[r6rs-discuss] [Formal] eliminate library export immutability loophole

[AndrevanTonder]

On Sun, 11 Mar 2007, R. Kent Dybvig wrote:

> Okay, here's one example:
>
>  (library (L1)
>    (export y get-y set-y!)
>    (import (r6rs))
>    (define x (call/cc (lambda (k) (list 0 k values))))
>    (define y (car x))
>    (define z ((caddr x)))
>    (define get-y (lambda () y))
>    (define set-y!
>      (lambda (v)
>        (call/cc (lambda (k) ((cadr x) (list v (cadr x) k)))))))

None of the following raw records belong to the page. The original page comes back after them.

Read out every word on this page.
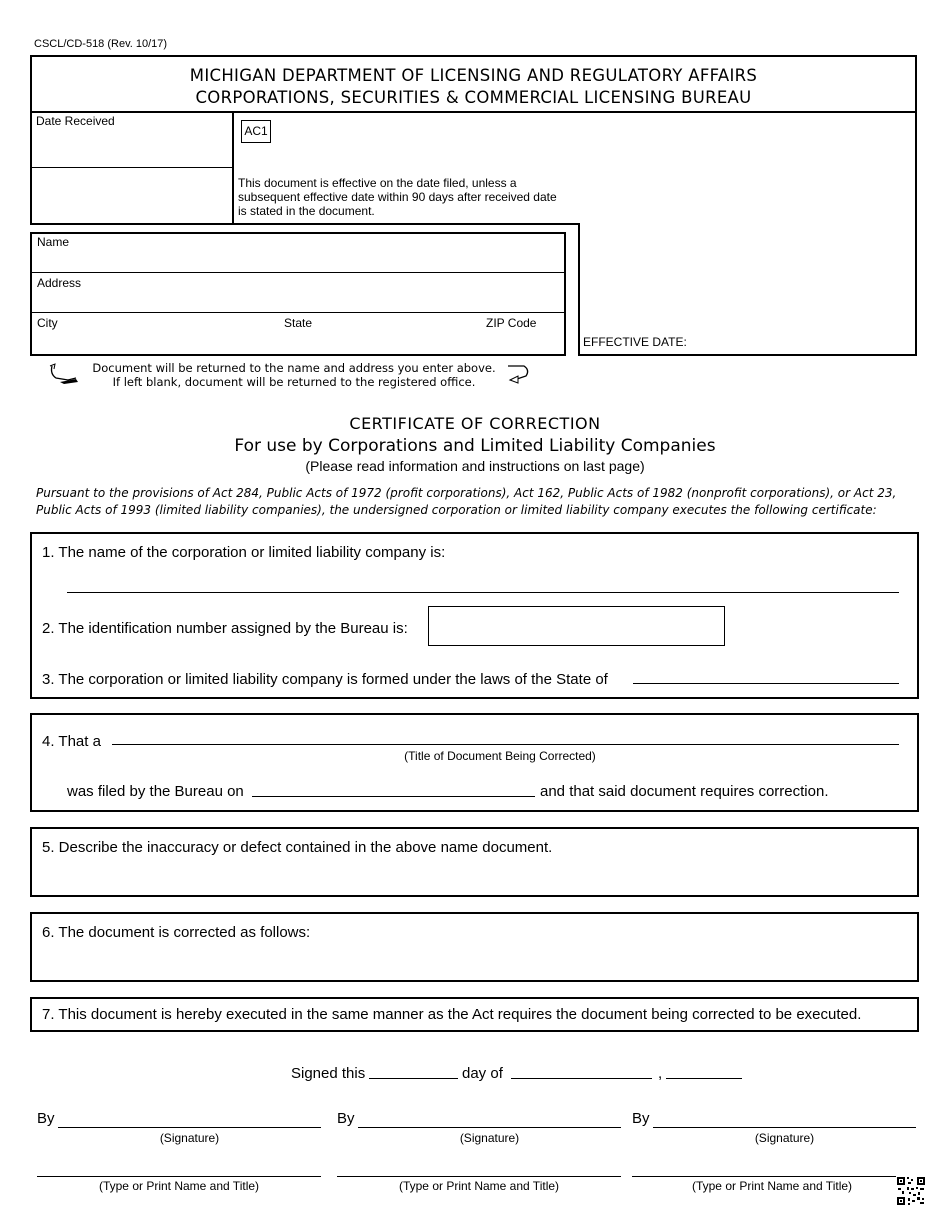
CSCL/CD-518 (Rev. 10/17)
MICHIGAN DEPARTMENT OF LICENSING AND REGULATORY AFFAIRS
CORPORATIONS, SECURITIES & COMMERCIAL LICENSING BUREAU
Date Received
AC1
This document is effective on the date filed, unless a subsequent effective date within 90 days after received date is stated in the document.
EFFECTIVE DATE:
Name
Address
City	State	ZIP Code
Document will be returned to the name and address you enter above.
If left blank, document will be returned to the registered office.
CERTIFICATE OF CORRECTION
For use by Corporations and Limited Liability Companies
(Please read information and instructions on last page)
Pursuant to the provisions of Act 284, Public Acts of 1972 (profit corporations), Act 162, Public Acts of 1982 (nonprofit corporations), or Act 23, Public Acts of 1993 (limited liability companies), the undersigned corporation or limited liability company executes the following certificate:
1. The name of the corporation or limited liability company is:
2. The identification number assigned by the Bureau is:
3. The corporation or limited liability company is formed under the laws of the State of
4. That a
(Title of Document Being Corrected)
was filed by the Bureau on	and that said document requires correction.
5. Describe the inaccuracy or defect contained in the above name document.
6. The document is corrected as follows:
7. This document is hereby executed in the same manner as the Act requires the document being corrected to be executed.
Signed this	day of	,
By
(Signature)
(Type or Print Name and Title)
By
(Signature)
(Type or Print Name and Title)
By
(Signature)
(Type or Print Name and Title)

I think there is an error.  Here is a working version:

    (library (L1)
      (export y get-y set-y!)
      (import (r6rs))
      (define x (call/cc (lambda (k) (list 0 k values))))
      (define y (car x))
      (define z ((caddr x) #f))     ; modified line
      (define get-y (lambda () y))
      (define set-y!
        (lambda (v)
          (call/cc (lambda (k) ((cadr x) (list v (cadr x) k)))))))

> By my reading of the current library description, the program:
>
>  (import (r6rs) (L1))
>  (write (list y (get-y))) (newline)
>  (set-y! 3)
>  (write (list y (get-y))) (newline)
>
> prints
>
>  (0 0)
>  (0 3)

I get the following, which I think is also consistent with the current 
specification:

   (0 0)
   (3 3)

This happens if exported variables are translated to shared r5rs toplevel 
globals, which is a possible implementation of the shared semantics.

Andre